The Woken Gods coverThe Woken Gods

Author: Gwenda Bond
Publisher: Strange Chemistry/Angry Robot
Genre: YA
Release Date: September 2013
Formats: Paperback and Ebook

Blurb:

Five years ago, the gods of ancient mythology awoke around the world.

This morning, Kyra Locke is late for school.

Seventeen-year-old Kyra lives in a transformed Washington, D.C., home to the embassies of divine pantheons and the mysterious Society of the Sun. But when rebellious Kyra encounters two trickster gods on her way back from school, one offering a threat and the other a warning, it turns out her life isn’t what it seems. She escapes with the aid of Osborne “Oz” Spencer, an intriguing Society field operative, only to discover that her scholar father has disappeared with a dangerous relic. The Society needs it, and they don’t care that she knows nothing about her father’s secrets.

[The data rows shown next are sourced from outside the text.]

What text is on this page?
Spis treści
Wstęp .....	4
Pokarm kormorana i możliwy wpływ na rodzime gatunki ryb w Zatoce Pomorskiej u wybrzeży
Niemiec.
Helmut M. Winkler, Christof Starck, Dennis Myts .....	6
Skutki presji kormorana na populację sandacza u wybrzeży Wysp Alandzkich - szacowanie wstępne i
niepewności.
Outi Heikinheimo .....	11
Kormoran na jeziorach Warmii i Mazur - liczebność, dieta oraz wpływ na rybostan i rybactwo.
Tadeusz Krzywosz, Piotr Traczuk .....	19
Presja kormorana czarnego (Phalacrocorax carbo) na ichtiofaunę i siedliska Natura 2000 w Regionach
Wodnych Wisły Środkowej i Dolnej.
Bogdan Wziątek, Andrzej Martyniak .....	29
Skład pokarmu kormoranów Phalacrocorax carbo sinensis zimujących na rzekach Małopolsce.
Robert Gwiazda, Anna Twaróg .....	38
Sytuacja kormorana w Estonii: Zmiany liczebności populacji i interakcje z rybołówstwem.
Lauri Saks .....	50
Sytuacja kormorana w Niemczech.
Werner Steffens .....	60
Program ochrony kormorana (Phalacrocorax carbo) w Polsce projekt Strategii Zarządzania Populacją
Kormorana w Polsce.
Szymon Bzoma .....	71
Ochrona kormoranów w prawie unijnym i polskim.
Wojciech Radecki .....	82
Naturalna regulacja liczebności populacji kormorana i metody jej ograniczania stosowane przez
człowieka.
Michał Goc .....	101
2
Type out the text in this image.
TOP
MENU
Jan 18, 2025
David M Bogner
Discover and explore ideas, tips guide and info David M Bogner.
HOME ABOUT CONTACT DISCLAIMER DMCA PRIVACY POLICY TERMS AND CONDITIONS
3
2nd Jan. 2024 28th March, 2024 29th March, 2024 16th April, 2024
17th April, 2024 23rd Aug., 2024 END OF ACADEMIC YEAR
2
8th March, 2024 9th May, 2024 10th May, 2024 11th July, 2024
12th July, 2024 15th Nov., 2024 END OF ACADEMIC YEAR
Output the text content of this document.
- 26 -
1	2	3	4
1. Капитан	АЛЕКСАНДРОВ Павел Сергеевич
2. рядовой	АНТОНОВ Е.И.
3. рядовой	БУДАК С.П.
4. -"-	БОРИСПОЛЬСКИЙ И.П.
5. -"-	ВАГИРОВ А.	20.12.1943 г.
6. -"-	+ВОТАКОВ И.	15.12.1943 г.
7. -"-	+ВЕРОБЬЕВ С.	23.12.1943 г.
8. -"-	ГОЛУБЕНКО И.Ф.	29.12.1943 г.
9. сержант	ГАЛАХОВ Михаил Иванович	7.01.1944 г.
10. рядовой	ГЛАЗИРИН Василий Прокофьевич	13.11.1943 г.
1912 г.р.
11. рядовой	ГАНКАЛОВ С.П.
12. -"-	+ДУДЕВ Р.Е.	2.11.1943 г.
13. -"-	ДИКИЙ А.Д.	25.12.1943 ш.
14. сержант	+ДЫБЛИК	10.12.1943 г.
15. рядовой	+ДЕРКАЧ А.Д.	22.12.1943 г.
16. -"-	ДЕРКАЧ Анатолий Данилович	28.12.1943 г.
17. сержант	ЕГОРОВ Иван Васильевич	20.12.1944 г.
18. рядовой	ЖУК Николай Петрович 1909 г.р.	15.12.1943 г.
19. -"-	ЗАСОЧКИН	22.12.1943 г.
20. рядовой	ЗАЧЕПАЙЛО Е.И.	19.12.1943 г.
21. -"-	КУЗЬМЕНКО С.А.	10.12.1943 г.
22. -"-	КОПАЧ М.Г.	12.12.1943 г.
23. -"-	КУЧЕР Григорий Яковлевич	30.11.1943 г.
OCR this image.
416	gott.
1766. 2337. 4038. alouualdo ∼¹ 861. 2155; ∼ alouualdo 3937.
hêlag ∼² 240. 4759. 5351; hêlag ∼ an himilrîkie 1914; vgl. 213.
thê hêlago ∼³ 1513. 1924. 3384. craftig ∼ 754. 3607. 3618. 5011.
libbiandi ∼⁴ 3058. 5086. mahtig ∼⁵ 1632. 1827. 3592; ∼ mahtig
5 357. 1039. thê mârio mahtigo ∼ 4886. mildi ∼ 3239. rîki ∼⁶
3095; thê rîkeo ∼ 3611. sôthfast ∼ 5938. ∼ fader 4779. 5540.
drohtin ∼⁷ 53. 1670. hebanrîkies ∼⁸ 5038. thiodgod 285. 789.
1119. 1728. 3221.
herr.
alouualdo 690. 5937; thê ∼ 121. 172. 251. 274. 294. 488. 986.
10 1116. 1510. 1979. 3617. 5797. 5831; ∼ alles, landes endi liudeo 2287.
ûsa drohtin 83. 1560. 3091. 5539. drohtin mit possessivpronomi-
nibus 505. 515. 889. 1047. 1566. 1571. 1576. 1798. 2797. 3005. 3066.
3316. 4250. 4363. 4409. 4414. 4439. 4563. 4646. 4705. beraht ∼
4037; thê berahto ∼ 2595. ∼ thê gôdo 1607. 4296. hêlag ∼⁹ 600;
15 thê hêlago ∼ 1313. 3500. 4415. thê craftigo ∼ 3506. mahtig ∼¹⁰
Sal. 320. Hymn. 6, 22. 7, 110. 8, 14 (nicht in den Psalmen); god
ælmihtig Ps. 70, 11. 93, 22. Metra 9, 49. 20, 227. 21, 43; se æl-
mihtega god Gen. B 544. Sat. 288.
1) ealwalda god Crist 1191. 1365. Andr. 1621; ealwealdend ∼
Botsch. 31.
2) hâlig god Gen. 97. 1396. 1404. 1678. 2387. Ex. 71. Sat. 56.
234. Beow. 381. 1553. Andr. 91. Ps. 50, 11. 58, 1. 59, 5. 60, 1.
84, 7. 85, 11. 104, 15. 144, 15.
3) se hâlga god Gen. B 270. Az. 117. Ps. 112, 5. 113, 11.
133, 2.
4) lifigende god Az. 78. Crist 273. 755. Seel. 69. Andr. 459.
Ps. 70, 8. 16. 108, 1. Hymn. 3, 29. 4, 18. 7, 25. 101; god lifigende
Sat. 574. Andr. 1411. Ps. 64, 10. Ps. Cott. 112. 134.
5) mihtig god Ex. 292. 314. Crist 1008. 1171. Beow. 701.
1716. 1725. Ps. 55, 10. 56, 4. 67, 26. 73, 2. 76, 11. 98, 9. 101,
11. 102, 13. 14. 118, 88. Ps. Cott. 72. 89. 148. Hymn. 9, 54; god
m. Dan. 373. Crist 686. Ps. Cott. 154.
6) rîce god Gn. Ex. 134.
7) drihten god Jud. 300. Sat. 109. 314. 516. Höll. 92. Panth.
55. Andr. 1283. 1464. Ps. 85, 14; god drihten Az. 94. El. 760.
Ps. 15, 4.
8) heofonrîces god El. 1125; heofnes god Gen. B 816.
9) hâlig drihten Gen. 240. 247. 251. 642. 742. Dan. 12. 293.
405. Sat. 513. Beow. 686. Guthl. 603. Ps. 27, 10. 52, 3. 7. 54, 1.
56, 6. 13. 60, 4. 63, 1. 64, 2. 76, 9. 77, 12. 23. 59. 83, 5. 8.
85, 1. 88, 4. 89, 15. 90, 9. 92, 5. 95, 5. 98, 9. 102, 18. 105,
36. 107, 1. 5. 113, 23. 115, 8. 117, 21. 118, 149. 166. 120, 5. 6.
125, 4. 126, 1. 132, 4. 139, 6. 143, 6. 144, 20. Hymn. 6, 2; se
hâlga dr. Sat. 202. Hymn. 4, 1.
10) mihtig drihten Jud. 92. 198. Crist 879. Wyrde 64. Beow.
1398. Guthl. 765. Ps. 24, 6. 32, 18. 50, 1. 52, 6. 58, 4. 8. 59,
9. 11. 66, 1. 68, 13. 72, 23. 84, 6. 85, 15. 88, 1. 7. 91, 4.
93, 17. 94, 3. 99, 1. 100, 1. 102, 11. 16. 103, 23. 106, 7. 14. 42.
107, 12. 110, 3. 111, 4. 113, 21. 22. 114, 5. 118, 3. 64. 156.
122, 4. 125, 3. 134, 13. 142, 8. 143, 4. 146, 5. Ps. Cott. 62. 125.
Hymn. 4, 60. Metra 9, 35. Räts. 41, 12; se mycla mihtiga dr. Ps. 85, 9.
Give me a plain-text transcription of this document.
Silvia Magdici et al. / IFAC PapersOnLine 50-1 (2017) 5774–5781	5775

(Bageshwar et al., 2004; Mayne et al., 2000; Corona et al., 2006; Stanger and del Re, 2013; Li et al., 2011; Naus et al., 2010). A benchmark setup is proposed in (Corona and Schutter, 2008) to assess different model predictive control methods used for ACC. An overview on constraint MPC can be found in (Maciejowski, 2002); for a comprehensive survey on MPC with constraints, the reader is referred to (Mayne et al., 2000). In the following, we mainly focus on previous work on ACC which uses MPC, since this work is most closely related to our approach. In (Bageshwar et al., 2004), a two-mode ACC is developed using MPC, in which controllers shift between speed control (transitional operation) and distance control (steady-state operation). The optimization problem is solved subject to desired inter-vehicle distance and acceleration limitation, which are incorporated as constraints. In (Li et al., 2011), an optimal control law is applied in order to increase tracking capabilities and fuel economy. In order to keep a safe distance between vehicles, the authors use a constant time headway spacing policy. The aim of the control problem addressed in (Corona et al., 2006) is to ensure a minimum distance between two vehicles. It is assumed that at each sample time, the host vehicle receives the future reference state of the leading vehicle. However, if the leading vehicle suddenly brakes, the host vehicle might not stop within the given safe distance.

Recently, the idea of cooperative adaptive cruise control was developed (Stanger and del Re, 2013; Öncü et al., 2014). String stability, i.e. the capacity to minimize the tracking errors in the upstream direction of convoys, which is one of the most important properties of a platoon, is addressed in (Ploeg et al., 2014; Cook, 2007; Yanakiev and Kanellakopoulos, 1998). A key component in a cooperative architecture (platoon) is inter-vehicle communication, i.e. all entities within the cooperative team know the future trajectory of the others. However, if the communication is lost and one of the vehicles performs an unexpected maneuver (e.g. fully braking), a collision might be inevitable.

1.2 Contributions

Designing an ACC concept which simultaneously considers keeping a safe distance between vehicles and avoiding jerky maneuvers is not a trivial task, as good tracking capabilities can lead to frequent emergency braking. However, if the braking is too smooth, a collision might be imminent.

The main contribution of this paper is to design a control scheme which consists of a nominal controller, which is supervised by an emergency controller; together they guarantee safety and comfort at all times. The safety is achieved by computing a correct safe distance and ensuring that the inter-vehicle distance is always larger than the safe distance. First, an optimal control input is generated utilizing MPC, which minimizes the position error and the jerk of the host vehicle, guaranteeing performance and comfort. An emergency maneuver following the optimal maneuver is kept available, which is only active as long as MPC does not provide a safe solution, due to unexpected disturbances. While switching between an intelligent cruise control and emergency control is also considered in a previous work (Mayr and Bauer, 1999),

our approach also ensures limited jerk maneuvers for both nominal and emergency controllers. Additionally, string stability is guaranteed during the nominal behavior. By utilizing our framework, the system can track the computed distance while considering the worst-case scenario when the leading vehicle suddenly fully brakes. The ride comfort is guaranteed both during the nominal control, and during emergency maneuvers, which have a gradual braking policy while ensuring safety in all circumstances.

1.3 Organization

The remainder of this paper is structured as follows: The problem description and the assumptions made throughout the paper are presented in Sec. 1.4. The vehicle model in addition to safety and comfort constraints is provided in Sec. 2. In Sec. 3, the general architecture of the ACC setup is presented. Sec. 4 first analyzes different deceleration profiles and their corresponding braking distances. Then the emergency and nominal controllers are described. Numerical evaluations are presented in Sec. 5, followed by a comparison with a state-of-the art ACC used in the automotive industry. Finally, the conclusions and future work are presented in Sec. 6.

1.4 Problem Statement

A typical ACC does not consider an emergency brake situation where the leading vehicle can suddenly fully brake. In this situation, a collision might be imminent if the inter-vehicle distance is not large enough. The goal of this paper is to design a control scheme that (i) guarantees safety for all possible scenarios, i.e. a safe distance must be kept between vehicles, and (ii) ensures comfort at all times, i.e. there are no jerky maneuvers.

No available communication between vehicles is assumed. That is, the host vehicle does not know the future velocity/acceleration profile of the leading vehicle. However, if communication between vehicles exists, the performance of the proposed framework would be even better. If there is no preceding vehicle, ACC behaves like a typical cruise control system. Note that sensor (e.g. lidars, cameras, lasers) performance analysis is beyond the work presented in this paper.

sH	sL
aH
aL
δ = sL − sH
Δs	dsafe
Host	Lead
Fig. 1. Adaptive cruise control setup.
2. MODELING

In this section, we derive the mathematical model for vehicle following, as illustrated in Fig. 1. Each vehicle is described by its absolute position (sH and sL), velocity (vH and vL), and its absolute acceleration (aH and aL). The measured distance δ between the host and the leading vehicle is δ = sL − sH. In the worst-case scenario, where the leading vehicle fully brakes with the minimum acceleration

Now Kyra must depend on her wits and the suspect help of scary gods, her estranged oracle mother, and, of course, Oz–whose first allegiance is to the Society. She has no choice if she’s going to recover the missing relic and save her father. And if she doesn’t? Well, that may just mean the end of the world as she knows it.

From the author of Blackwood comes a fresh, thrilling urban fantasy that will appeal to fans of Neil Gaiman, Cassandra Clare, and Rick Riordan.